While she concedes that the publishers’ business models and the mission of libraries and other cultural memory institutions may not always coincide, Kirchhoff says that fruitful arrangements can and have been made. She cites the HathiTrust’s collective model, the subscription services of Portico, and CLOCKSS, an archive based on the successful LOCKSS program (Lots of Copies Keep Stuff Safe). These services preserve publisher titles in a secure dark archive—meaning that content in the archive is not made available without a trigger event, such as business failure or a catastrophic occurrence. In addition, some European countries have undertaken government mandates to ensure preservation of their digital cultural record.
“The experience of all these institutions is that it is possible to agree, to cooperate to ensure the long-term accessibility of the e-books that are being published,” she says. “Sometimes legislative action is part of this process, as in legal deposit, but publishers have also been very willing to cooperate voluntarily, often committing significant resources, to ensuring the survival of our cultural heritage.”
Notably, e-books’ legal and technical problems, including rights, DRM, and format issues, can all be solved by any number of preservation services, Kirchhoff says, with the biggest problem getting e-books into a preservation service in the first place.
Currently, the U.S. mandates that electronic-only serial publications be deposited at the Library of Congress; there is no similar requirement for e-books. This lack of a legal deposit for e-books is especially troublesome for the preservation of a growing number of born-digital, e-book only titles, especially the growing number of self-published e-books.
Self-published e-books represent “a considerable institutional challenge for preservation,” the report states. Self-published e-books have no mandatory legal deposit, and they are not required to use an ISBN (for example, Amazon assigns an internal identifier). And most glaringly, there is no “simple scalable way to contact and negotiate with all these independent authors” concerning preservation issues. “How do we even discover what the universe of those e-books is, so we can tell what needs to be preserved?” Morrissey asks.
“Libraries are the guarantors that future generations will still be able to read what authors are writing today,” Wolven says. But without a concerted effort he fears many e-books written today could be lost and “won’t be available to libraries at all.” And addressing e-book preservation now is critical, he adds, as today’s complex web of technical and legal issues would make a later “rescue effort” for lost e-books difficult.

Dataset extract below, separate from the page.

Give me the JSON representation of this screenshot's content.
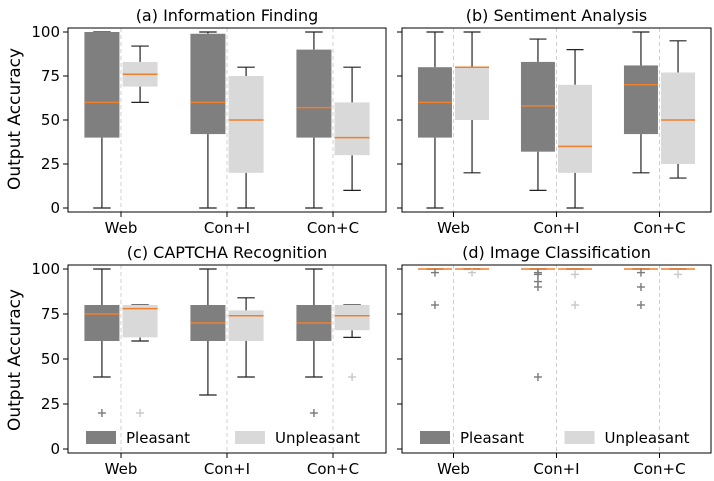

The good news is, it’s still early. “Today’s e-books aren’t going to disappear next week or next year,” he says, which gives libraries and publishers some time to work things out. “The situation is far from hopeless. Most publishers do care about preservation, and there are any number of avenues to explore,” Wolven concludes. “But it’s up to libraries to point those out, urge things in the right direction, and make it clear that they care.”